Each task gets completed twice, by different people. So for every page, there will be two transcriptions. The two transcriptions are then “diffed,” highlighting any discrepancies between the two.

At this point, a new task is made available to a reviewer. The reviewer can quickly see highlighted discrepancies and choose between them, along with making any other changes. The reviewer can also easily point and click to add XML tags, identifying people, places, and dates, for example, to make the document more searchable.

Rather than using a textarea tag, we used HTML5’s contenteditable attribute. This allowed us to style transcribed text in ways that wouldn’t have been possible using a textarea. Another interesting UI/UX feature is that the transcription interface can be toggled by the user to be side-by-side or up-down.

After all pages in a project have been transcribed, reviewed, and tagged, the application compiles them into an XML file (adhering to the TEI Lite standard) that the library can use to make the document electronically available and searchable. I built the application in 2014 and I’m happy to see that as of 2017 it is very much alive and being used to make rare documents more available.

I was the lead developer on Transcribe and I worked closely with the fantastic Grant Zabriskie for front-end design.

Final Limit


Final Limit is an audio effects processing plugin.
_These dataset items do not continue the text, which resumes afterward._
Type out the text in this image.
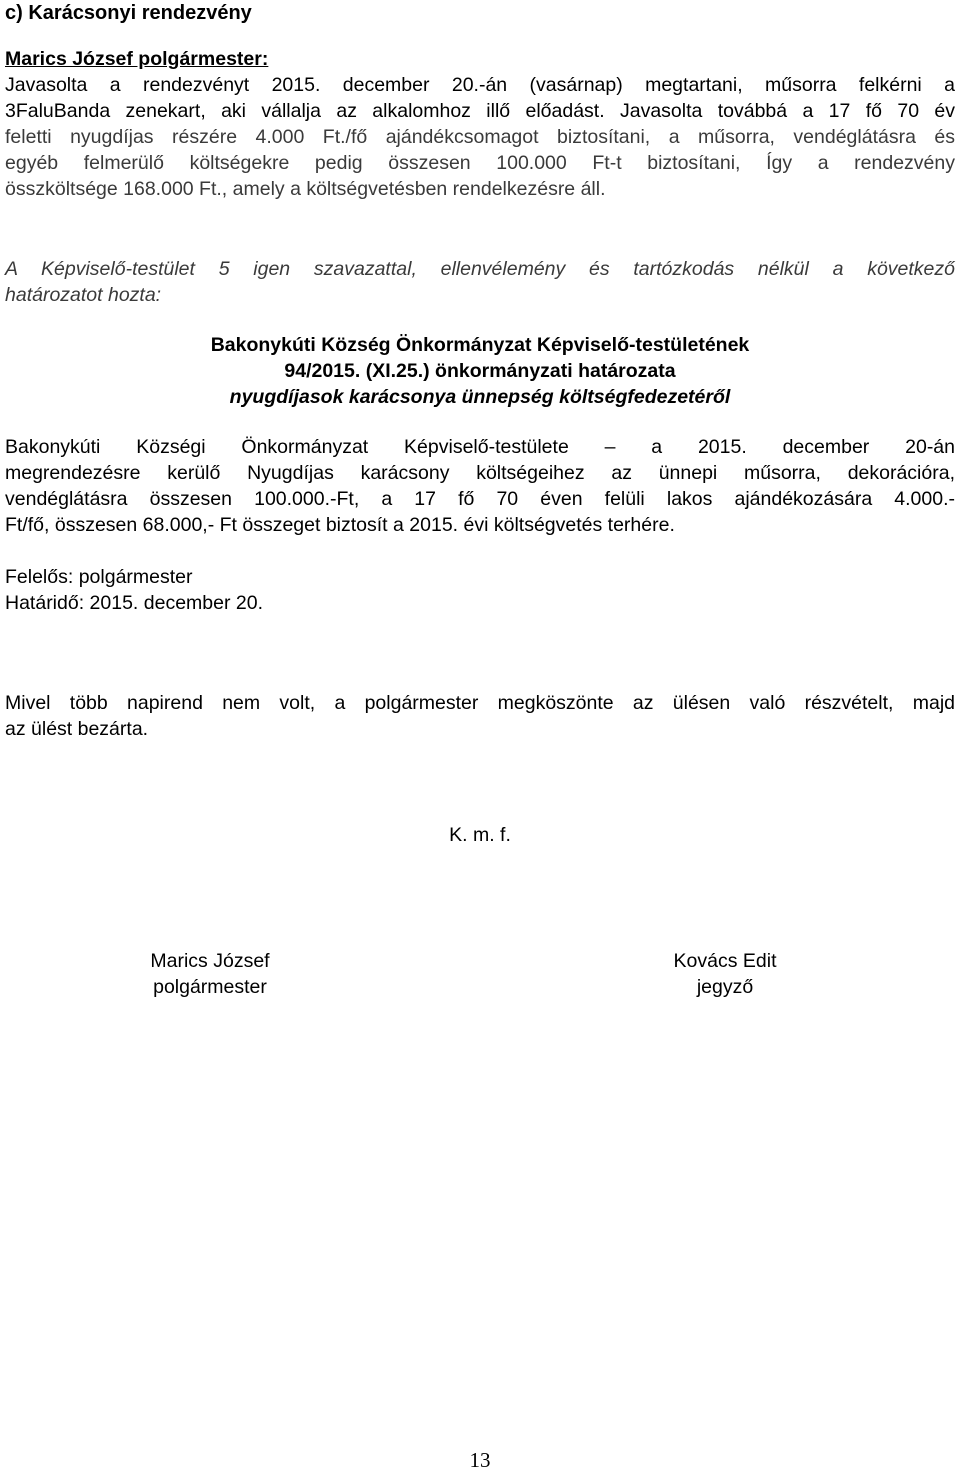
c) Karácsonyi rendezvény
Marics József polgármester:
Javasolta a rendezvényt 2015. december 20.-án (vasárnap) megtartani, műsorra felkérni a
3FaluBanda zenekart, aki vállalja az alkalomhoz illő előadást. Javasolta továbbá a 17 fő 70 év
feletti nyugdíjas részére 4.000 Ft./fő ajándékcsomagot biztosítani, a műsorra, vendéglátásra és
egyéb felmerülő költségekre pedig összesen 100.000 Ft-t biztosítani, Így a rendezvény
összköltsége 168.000 Ft., amely a költségvetésben rendelkezésre áll.
A Képviselő-testület 5 igen szavazattal, ellenvélemény és tartózkodás nélkül a következő
határozatot hozta:
Bakonykúti Község Önkormányzat Képviselő-testületének
94/2015. (XI.25.) önkormányzati határozata
nyugdíjasok karácsonya ünnepség költségfedezetéről
Bakonykúti Községi Önkormányzat Képviselő-testülete – a 2015. december 20-án
megrendezésre kerülő Nyugdíjas karácsony költségeihez az ünnepi műsorra, dekorációra,
vendéglátásra összesen 100.000.-Ft, a 17 fő 70 éven felüli lakos ajándékozására 4.000.-
Ft/fő, összesen 68.000,- Ft összeget biztosít a 2015. évi költségvetés terhére.
Felelős: polgármester
Határidő: 2015. december 20.
Mivel több napirend nem volt, a polgármester megköszönte az ülésen való részvételt, majd
az ülést bezárta.
K. m. f.
Marics József
polgármester
Kovács Edit
jegyző
13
It’s a “limiter” designed to be the final element in your signal chain. It brings the overall volume up, without distorting. (Unless you want a bit of distortion, which it also provides.) I created the plugin using SonicBirth.

How it works

The main slider increases the gain of the input signal which is then processed with a compression algorithm I designed. Any leftover peaks are attenuated using a shaper function curve. There are also options for EQ, attack and release characteristics, and maximum output level.

The user interface is inspired by an old Ensoniq synth I used to own. I avoided naming the limiter’s attack and release characteristics with technical numbers and labels (like milliseconds). Instead the controls are labelled with fun/zany titles like “Dog Slow” and “Burnt Toast.” They sound funny, but the idea is that they actually describe the sound better than a label like “80ms.” The UI was also designed with the idea of minimizing visual feedback. All too often audio engineers make adjustments based on what they see (like the curve of an EQ) instead of what they actually hear.

You can download it here. It runs on OS X as an AudioUnits plugin, but unfortunately it is 32 bit only because sonic birth doesn’t allow exporting 64 bit plugins. It won’t run in hosts that are 64 bit applications.